Consistency is key to maintaining a spot in the lineup for the Stingrays. Anastas makes sure his players know it just isn’t the scoresheet that matters. He holds them accountable the full length of the ice and they have to be consistent to be an everyday player for him.
“Early in the season he came in he played, he got his first goal in Orlando. And then it was five or six games before he got his next one. But what kept him in the lineup was doing those things right. Being able to be guy that could be put on the ice for defensive zone starts, put on the ice the last five minutes of each period or the end of the game. And we always knew that once the floodgates opened for him in terms of goals then they would keep coming,” Anastas commented. “After he went on his little streak we started to notice, and it happens to a lot of young players, you start to get a little comfortable, you start getting ahead of yourself for offense. Unfortunately for him, he found himself out of the lineup. But now since he is back in, he’s back to doing things right and producing.”

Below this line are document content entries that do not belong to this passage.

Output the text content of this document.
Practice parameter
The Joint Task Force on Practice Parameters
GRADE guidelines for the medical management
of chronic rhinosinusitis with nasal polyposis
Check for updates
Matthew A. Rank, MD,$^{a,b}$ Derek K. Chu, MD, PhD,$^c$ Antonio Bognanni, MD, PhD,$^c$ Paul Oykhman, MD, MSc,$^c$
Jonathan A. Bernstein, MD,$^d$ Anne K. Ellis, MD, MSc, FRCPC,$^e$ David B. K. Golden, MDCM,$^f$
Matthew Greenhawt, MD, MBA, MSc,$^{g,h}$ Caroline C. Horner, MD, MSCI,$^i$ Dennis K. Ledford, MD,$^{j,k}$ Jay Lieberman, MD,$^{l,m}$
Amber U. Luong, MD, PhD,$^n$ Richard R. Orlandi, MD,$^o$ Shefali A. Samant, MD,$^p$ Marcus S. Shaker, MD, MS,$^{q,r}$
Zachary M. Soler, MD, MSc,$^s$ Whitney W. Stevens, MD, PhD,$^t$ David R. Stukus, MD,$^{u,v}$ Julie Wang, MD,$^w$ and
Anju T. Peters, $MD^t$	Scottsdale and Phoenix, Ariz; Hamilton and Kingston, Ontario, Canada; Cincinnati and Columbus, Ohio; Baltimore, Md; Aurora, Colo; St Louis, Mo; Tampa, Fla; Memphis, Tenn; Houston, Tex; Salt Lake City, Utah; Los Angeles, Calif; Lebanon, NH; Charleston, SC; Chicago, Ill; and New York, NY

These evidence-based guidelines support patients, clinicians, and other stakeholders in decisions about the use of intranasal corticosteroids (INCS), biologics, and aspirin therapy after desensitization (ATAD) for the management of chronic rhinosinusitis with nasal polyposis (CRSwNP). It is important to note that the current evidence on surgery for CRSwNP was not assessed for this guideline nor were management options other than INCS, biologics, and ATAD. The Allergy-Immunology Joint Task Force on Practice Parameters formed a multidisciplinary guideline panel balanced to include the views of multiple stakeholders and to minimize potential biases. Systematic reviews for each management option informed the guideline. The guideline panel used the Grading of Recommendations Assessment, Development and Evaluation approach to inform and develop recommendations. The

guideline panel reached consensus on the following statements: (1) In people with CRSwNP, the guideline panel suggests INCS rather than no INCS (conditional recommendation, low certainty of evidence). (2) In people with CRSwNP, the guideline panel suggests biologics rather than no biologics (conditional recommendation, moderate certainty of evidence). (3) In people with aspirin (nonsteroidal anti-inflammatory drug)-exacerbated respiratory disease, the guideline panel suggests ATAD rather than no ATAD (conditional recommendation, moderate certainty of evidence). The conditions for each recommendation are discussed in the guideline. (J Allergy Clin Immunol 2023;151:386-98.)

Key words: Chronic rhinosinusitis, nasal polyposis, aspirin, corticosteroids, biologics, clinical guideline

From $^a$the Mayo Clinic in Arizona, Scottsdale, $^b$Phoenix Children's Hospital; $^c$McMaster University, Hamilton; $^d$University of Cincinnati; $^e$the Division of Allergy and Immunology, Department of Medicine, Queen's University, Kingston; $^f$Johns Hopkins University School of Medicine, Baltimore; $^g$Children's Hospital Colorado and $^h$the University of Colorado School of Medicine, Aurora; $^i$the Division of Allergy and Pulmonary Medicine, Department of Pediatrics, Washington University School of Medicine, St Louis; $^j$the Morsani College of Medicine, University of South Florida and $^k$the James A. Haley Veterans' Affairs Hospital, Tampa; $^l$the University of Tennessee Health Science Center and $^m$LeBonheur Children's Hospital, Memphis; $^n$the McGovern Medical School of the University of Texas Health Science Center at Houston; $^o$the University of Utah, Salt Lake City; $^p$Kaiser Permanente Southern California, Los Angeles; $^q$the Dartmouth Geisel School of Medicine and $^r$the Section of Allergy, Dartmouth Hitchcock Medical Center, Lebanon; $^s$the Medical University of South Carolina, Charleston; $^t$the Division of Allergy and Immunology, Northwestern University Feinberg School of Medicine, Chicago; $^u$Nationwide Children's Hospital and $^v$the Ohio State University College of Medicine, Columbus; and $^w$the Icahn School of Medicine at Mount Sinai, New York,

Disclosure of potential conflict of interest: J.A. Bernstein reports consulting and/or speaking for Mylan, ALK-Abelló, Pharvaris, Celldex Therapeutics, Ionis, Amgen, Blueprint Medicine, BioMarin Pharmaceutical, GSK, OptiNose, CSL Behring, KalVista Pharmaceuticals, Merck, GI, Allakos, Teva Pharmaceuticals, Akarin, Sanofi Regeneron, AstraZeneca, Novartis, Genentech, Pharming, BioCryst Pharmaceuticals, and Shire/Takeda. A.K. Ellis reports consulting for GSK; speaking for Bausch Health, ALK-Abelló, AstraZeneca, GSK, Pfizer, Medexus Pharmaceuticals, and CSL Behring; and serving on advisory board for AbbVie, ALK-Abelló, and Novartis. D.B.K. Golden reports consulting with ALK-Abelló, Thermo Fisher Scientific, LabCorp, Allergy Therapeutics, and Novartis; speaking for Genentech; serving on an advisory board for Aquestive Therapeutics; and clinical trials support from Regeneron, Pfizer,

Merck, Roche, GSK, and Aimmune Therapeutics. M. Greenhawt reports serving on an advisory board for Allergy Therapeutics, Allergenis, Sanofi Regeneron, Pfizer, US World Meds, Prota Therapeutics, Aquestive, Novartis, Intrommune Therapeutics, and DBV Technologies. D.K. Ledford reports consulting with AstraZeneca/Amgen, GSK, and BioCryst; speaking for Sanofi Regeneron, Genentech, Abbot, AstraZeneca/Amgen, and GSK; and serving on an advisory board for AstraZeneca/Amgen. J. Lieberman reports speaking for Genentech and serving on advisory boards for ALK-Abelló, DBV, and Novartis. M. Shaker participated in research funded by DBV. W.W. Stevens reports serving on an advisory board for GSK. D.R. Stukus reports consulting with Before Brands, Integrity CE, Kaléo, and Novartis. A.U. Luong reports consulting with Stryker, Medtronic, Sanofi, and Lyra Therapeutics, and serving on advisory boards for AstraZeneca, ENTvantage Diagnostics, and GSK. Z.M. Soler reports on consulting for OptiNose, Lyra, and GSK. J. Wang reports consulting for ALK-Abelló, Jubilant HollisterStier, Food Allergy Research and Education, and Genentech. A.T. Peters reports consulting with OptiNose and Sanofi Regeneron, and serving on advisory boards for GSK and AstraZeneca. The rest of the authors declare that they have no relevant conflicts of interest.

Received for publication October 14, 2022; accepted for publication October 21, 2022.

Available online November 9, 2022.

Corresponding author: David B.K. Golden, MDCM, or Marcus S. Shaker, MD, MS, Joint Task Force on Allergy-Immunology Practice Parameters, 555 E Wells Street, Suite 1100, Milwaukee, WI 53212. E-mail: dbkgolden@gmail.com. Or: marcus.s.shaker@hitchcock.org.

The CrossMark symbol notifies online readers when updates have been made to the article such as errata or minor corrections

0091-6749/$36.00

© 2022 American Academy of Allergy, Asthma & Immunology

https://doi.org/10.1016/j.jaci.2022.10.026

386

And Askew has been producing. In 28 games, he has 11 goals and four assists. After starting the season as a third-line/tenth forward, he has found himself on the top line more often than not since mid-December as well as seeing increased time on the power play and the penalty kill. In his four months in Charleston, he has made some memories and looks to make some more as the season progresses.
“My first goal was pretty special. A couple of games I had goals when my grandparents were in the stands. Pack the House night was really cool, we didn’t get the win but it was cool playing in front of that many people. I love Charleston.”
The Stingrays are on the road this weekend, taking on the Kansas City Mavericks in an inter-conference matchup. Faceoff for both contests is set for 8:05 pm ET/7:05 pm CT.